Desta forma o entendimento se consolida que as empresas públicas e as sociedades de economia mista não podem sofrer a incidência do regime de falências. Apesar de existir críticas quanto a essa questão, exemplificadas nas palavras de José dos Santos Carvalho Filho[31], o que se faz importante anotar:
“Em nosso entendimento, não foi feliz (para dizer o mínimo) o legislador nessa opção. De plano, o dispositivo não parece mesmo consentâneo com a ratio inspiradora do art. 173, § 1º, da Constituição. De fato, se esse mandamento equiparou sociedades de economia mista e empresas públicas de natureza empresarial às demais empresas privadas, aludindo expressamente ao direito comercial, dentro do qual se situa obviamente a nova lei de falências, parece incongruente admitir a falência para estas últimas e não admitir para aquelas: seria uma discriminação não autorizada pelo dispositivo constitucional. Na verdade, ficaram as entidades paraestatais com evidente vantagem em relação as demais sociedades empresárias, apesar de ser idêntico o objeto de sua atividade.”

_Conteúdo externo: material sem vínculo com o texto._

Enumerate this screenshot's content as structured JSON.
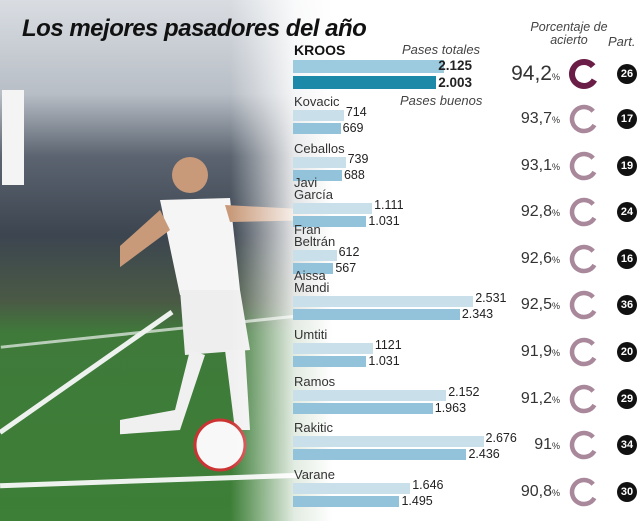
{
  "chart_data": {
    "type": "bar",
    "title": "Los mejores pasadores del año",
    "legend": [
      "Pases totales",
      "Pases buenos"
    ],
    "columns": {
      "percent": "Porcentaje de acierto",
      "matches": "Part."
    },
    "players": [
      {
        "name": "KROOS",
        "total": 2125,
        "good": 2003,
        "total_label": "2.125",
        "good_label": "2.003",
        "pct": "94,2",
        "matches": "26"
      },
      {
        "name": "Kovacic",
        "total": 714,
        "good": 669,
        "total_label": "714",
        "good_label": "669",
        "pct": "93,7",
        "matches": "17"
      },
      {
        "name": "Ceballos",
        "total": 739,
        "good": 688,
        "total_label": "739",
        "good_label": "688",
        "pct": "93,1",
        "matches": "19"
      },
      {
        "name": "Javi\nGarcía",
        "total": 1111,
        "good": 1031,
        "total_label": "1.111",
        "good_label": "1.031",
        "pct": "92,8",
        "matches": "24"
      },
      {
        "name": "Fran\nBeltrán",
        "total": 612,
        "good": 567,
        "total_label": "612",
        "good_label": "567",
        "pct": "92,6",
        "matches": "16"
      },
      {
        "name": "Aissa\nMandi",
        "total": 2531,
        "good": 2343,
        "total_label": "2.531",
        "good_label": "2.343",
        "pct": "92,5",
        "matches": "36"
      },
      {
        "name": "Umtiti",
        "total": 1121,
        "good": 1031,
        "total_label": "1121",
        "good_label": "1.031",
        "pct": "91,9",
        "matches": "20"
      },
      {
        "name": "Ramos",
        "total": 2152,
        "good": 1963,
        "total_label": "2.152",
        "good_label": "1.963",
        "pct": "91,2",
        "matches": "29"
      },
      {
        "name": "Rakitic",
        "total": 2676,
        "good": 2436,
        "total_label": "2.676",
        "good_label": "2.436",
        "pct": "91",
        "matches": "34"
      },
      {
        "name": "Varane",
        "total": 1646,
        "good": 1495,
        "total_label": "1.646",
        "good_label": "1.495",
        "pct": "90,8",
        "matches": "30"
      }
    ],
    "pct_unit": "%",
    "colors": {
      "total": "#c9dfea",
      "good": "#93c3da",
      "highlight_total": "#9ccbe0",
      "highlight_good": "#1d89a8",
      "ring_highlight": "#6a1d47",
      "ring": "#a8889a"
    }
  }
}
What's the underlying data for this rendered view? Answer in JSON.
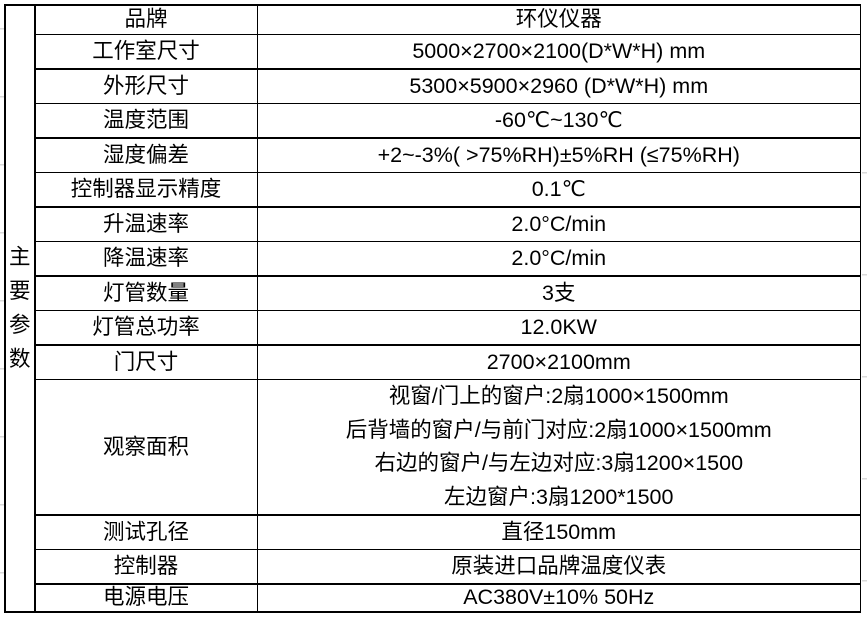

Corroborando com o entendimento acima está Celso Antônio Bandeira de Mello[32], que afirma:
“A Lei de Falências (Lei 11.101, de 9.2.2005), em seu art. 2º, declara não se aplicar a empresas públicas e sociedades de economia mista – isto é, às empresas estatais. Sem embargo, este dispositivo há de ser recebido cum grano salis. É que – como observou o eminente e sempre atilado Prof. José dos Santos Carvalho Filho -, se o art. 173, § 1º, II, da Constituição as equiparou às empresas privadas aludindo expressamente ao Direito Comercial, a Lei Falimentar não poderia estabelecer tal discriminação excludente sem incidir inconstitucionalidade. Sem embargo, cumpre dizer que o dispositivo constitucional mencionado se refere expressamente às “exploradoras de atividade econômica.””.
Portanto, entende-se que a Lei de Falências não se aplica a nenhuma das estatais, sendo que a doutrina, com razão, diverge do entendimento consolidado para afirmar que as empresas públicas e sociedades de economia mista exploradoras de atividade econômica deveriam ser atingidas pela lei de falências, porque como a Constituição equiparou as exploradoras de atividade econômica com as empresas privadas, aquelas deveriam ter o mesmo tratamento destas, além que as estatais ao não sofrerem o processo de falência ficam com uma benesse bastante vantajosa, ao serem eximidas de falir.